MUSIQUE : Entretien avec Rachid Taha

Rachid Taha est sûrement l’artiste contemporain Algérien le plus célèbre au monde. En France, il est un artiste précurseur.

Depuis « Barbes », son premier album solo il y a 20 ans, Rachid met en chanson la tolérance et diffuse l’intégration à la vue de tous. Il n’a de cesse de rappeler les réalités des immigrés d’Afrique du Nord.

Trente années de carrière, il a connu les plus grands : Gainsbourg, Bashung… Sa musique a été adaptée par Carlos Santana en 1999 sur l’album Supernatural. Il a également été récompensé par la BBC dans la catégorie World Music.

Son franc-parler lui attire la « censure », sa musique n’a pas pris une ride, elle est plus actuelle que jamais. Pour s’en convaincre il suffit d’écouter sur Deezer : www.deezer.com/fr/music/rachid-taha#music/rachid-taha

Rv Dols : Tu es né en 1958 en Algérie…

Rachid Taha : Oui, à Oran où j’ai vécu pendant une dizaine d’années, puis mes parents sont venus en France et plus exactement en Alsace.

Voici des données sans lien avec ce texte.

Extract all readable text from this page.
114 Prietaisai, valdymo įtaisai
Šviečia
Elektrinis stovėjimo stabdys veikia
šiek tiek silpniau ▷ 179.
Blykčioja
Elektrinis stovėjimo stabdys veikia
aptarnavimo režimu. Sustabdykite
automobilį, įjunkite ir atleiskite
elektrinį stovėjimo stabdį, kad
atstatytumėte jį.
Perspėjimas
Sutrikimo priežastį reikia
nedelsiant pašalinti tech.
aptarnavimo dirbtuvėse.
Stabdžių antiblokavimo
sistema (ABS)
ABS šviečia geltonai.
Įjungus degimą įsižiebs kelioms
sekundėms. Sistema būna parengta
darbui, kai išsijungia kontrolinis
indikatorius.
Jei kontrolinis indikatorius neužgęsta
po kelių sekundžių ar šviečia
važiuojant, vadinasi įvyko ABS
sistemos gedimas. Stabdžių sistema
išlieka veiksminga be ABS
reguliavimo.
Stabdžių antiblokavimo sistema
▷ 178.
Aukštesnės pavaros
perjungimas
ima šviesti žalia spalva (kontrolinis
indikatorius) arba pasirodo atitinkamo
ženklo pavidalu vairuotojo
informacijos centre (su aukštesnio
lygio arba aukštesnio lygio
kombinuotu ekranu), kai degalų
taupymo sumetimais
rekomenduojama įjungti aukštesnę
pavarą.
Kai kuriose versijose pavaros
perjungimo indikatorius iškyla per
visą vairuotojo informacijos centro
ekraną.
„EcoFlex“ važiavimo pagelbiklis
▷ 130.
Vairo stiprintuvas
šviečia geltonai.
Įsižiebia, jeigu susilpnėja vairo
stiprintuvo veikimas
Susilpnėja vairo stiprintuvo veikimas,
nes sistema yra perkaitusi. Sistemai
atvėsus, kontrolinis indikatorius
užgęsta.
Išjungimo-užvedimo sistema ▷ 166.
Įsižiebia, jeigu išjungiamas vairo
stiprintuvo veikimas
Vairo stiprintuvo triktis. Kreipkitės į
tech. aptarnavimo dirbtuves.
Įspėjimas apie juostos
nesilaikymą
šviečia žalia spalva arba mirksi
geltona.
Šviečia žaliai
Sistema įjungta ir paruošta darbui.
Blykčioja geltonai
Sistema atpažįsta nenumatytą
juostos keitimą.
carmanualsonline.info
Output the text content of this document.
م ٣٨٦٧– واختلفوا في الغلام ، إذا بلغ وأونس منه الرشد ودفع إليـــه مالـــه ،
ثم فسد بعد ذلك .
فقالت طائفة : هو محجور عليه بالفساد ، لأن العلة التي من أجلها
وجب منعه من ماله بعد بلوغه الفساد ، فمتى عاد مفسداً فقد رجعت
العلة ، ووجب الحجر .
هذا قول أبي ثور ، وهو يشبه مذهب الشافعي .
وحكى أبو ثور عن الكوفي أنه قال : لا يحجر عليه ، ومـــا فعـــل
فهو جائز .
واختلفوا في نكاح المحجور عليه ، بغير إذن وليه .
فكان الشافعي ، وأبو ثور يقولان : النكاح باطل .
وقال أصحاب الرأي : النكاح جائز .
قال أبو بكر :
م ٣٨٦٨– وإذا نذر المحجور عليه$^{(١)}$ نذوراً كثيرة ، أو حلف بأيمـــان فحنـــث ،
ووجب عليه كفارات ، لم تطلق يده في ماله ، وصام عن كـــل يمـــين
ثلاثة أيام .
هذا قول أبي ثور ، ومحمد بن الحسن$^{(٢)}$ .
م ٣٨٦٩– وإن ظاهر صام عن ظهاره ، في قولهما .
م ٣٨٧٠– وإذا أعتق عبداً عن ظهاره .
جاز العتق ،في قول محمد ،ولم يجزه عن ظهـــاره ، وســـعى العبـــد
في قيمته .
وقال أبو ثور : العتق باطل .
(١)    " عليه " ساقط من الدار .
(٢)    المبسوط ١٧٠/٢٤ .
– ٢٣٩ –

Rv Dols : C’est là que tu découvres le froid.

 

Rachid Taha / photo Rv Dols©

Rachid Taha : Oui et la bêtise humaine. Certaines personnes avaient peur de l’inconnu, voir des différences, alors le réflexe était le racisme, et tu sais à cet âge là les enfants peuvent être cruels et répéter sans ménagement ce qu’ils entendent à la maison.

Rv Dols : Puis la famille Taha s’installe à Eponge sur Vologne…

Rachid Taha : C’est l’affaire Grégoire.

Rv Dols : Tu n’as rien à voir avec ça.

Rachid Taha : Si j’ai à voir, c’est moi le véritable, je me suis cassé… (rire)

Rv Dols : Tu quittes le domicile de tes parents à 20 ans pour vendre des livres.

Rachid Taha : Je vendais des livres, c’était comique. Le catalogue dans les mains, on se faisait passer pour des étudiants qui gagnaient « des étoiles » pour pouvoir voyager et continuer leurs études. Il y avait un peu d’arnaque, mais bon. C’est le seul moyen que j’ai trouvé pour sortir du petit village où je vivais.

Rv Dols : Finalement tu retournes chez tes parents à Lyon et tu fais de l’intérim. A l’usine tu rencontres deux frères : Mohamed le guitariste et Moktar le bassiste.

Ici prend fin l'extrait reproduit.